Mapping out the OHE by manually looking at the columns.

In [None]:
cat_cols = ['behavioral_antiviral_meds', 'behavioral_avoidance',
           'behavioral_face_mask','behavioral_wash_hands',
           'behavioral_large_gatherings', 'behavioral_outside_home',
           'behavioral_touch_face', 'doctor_recc_h1n1',
           'doctor_recc_seasonal', 'chronic_med_condition',
           'child_under_6_months', 'health_worker',
           'health_insurance', 'sex', 'income_poverty',
           'marital_status', 'rent_or_own', 'employment_status',
           'hhs_geo_region', 'census_msa', 'household_adults',
           'household_children', 'employment_industry', 'employment_occupation', 'age_group', 'education']

In [None]:
X_train

Feature Importance according to our data:

- behavioral_touch_face yes/no
- opinion of the risk of h1n1
- h1n1 vaccine effectiveness
- season flu vaccine risk
- season flu vaccine effectiveness
- doc recommendation for the h1n1 vaccine
- child under 6 months

### Final Model Evaluation

We will perform two model evaluation as one is a slightly predictor but is a black box due to the kernel being used.The other can be used to gather feature importance of the model.

In [None]:
rf_pipe2 = ImPipeline(steps=[
    ('ct', ct),
    ('sm', SMOTE(sampling_strategy= 0.35, random_state=1)),
    ('rfe', RFE(RandomForestClassifier(criterion='gini', max_depth=25, min_samples_split=100, n_estimators = 100),
               n_features_to_select= 60)),
    ('rf', RandomForestClassifier(criterion='gini', max_depth=25, min_samples_split=100, n_estimators = 100))
]).fit(X_train, y_train)

In [None]:
final_model = rf_pipe2

In [None]:
ModelWithCV(final_model, 'final_model', X_test, y_test).print_summary()

In [None]:
svm_pipe = ImPipeline(steps = [
    ('ct', ct),
    ('sm', SMOTE(sampling_strategy= 0.35, random_state=1)),
    ('svm', SVC(random_state=1))
]).fit(X_train,y_train)

In [None]:
ModelWithCV(svm_pipe, 'final_model', X_test, y_test).print_summary()
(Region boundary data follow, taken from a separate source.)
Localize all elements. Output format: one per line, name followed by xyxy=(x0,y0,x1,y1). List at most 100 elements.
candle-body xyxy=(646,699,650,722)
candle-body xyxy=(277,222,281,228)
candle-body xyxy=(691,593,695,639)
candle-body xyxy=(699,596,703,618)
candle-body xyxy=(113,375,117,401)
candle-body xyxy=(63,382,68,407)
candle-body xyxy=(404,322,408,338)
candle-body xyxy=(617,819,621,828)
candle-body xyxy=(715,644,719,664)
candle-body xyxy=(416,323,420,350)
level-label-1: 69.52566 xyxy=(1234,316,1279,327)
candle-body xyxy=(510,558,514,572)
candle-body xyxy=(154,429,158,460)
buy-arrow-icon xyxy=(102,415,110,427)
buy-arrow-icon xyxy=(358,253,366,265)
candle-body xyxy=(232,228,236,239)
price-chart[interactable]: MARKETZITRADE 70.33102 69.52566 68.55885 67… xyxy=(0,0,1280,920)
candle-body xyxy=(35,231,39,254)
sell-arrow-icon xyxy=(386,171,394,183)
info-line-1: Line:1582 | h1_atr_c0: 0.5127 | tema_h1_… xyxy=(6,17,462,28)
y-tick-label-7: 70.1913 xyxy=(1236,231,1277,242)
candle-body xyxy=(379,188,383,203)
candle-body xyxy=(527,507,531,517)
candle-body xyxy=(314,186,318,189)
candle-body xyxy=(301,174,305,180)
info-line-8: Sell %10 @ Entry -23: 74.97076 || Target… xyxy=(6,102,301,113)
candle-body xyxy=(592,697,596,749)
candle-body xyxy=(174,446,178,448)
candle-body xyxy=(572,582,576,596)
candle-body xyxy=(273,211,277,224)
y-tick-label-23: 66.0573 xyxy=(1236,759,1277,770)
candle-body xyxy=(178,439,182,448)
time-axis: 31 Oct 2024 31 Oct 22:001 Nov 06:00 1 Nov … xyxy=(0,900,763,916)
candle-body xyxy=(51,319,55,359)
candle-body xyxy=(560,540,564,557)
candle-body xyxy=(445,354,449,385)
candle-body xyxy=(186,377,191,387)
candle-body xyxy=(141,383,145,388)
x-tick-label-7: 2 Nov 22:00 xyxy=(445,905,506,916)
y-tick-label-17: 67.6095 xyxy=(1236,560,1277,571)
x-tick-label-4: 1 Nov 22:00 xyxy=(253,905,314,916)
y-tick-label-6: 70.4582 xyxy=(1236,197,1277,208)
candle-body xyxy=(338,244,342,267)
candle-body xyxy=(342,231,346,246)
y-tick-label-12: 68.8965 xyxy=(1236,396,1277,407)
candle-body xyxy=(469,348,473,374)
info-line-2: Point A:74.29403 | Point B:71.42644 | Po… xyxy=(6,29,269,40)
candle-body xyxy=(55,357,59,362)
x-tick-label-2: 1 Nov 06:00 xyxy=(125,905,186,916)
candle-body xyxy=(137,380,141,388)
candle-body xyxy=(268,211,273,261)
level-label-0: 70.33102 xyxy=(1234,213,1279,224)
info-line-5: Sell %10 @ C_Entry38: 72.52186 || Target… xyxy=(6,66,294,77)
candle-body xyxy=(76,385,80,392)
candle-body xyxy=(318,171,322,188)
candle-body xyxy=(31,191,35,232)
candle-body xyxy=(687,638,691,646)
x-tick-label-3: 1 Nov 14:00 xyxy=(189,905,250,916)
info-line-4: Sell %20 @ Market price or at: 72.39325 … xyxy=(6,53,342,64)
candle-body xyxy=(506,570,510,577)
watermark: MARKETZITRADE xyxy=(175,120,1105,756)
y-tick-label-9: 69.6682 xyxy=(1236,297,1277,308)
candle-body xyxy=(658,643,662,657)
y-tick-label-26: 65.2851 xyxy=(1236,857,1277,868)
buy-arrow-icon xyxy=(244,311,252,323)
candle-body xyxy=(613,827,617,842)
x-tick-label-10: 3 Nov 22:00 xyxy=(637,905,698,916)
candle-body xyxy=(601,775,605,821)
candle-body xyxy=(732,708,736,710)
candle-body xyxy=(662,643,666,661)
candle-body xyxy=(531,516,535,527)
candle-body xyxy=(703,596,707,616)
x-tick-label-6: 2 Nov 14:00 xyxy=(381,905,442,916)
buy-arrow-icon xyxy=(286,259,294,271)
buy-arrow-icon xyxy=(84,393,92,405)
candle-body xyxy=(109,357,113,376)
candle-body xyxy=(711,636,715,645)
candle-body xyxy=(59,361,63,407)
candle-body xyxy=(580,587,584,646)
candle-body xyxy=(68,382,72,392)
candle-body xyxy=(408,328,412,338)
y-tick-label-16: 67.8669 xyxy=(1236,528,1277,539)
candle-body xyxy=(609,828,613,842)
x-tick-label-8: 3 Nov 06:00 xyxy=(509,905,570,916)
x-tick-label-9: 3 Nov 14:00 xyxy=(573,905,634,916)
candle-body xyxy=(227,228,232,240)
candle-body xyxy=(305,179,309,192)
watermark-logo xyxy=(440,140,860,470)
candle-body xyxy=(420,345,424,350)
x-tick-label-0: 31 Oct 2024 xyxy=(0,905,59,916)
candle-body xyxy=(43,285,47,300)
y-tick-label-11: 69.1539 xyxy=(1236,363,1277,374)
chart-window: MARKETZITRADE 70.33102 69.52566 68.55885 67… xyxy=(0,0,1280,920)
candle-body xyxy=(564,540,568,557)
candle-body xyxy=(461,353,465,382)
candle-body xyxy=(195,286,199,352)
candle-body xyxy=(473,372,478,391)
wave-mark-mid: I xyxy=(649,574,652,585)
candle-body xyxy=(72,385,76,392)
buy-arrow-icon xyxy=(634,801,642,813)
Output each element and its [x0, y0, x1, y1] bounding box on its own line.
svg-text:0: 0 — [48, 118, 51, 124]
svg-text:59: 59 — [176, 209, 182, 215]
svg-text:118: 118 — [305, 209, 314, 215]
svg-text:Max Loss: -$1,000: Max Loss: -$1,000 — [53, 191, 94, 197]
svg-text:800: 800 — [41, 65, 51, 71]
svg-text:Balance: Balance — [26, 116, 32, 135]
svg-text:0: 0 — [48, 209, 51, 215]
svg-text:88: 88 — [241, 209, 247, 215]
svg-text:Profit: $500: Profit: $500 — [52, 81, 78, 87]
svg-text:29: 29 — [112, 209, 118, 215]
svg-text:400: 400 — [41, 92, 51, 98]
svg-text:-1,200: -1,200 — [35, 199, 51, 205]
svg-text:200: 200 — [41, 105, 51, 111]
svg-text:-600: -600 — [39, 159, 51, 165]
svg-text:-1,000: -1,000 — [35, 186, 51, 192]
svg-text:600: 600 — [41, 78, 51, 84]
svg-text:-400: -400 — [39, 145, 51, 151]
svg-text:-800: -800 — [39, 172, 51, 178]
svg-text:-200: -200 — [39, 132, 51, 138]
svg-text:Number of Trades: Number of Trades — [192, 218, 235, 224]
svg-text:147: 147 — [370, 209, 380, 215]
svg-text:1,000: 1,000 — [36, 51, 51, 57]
They both performed about the same with the SVC being slightly better as expected base on the difference in the training model. But overall, both performed only slightly worse on unseen data.

## Next Steps

Further tuning of model is needed to lower the misclassification of those that did or did not get the H1N1 vaccine. Not only that but refinement can be made to the data if access to the original dataset as the regions in which each individual was located is masked. As such, we are unable to do initial analysis on where those who were unvaccinated are. We would also want to test the model against the covid-19 vaccine confidence survey, as they have some of the same questions that was asked in the H1N1 survey, to see how well it’s able to predict if someone had the covid-19 vaccine to examine if it’s generalizable for other vaccines.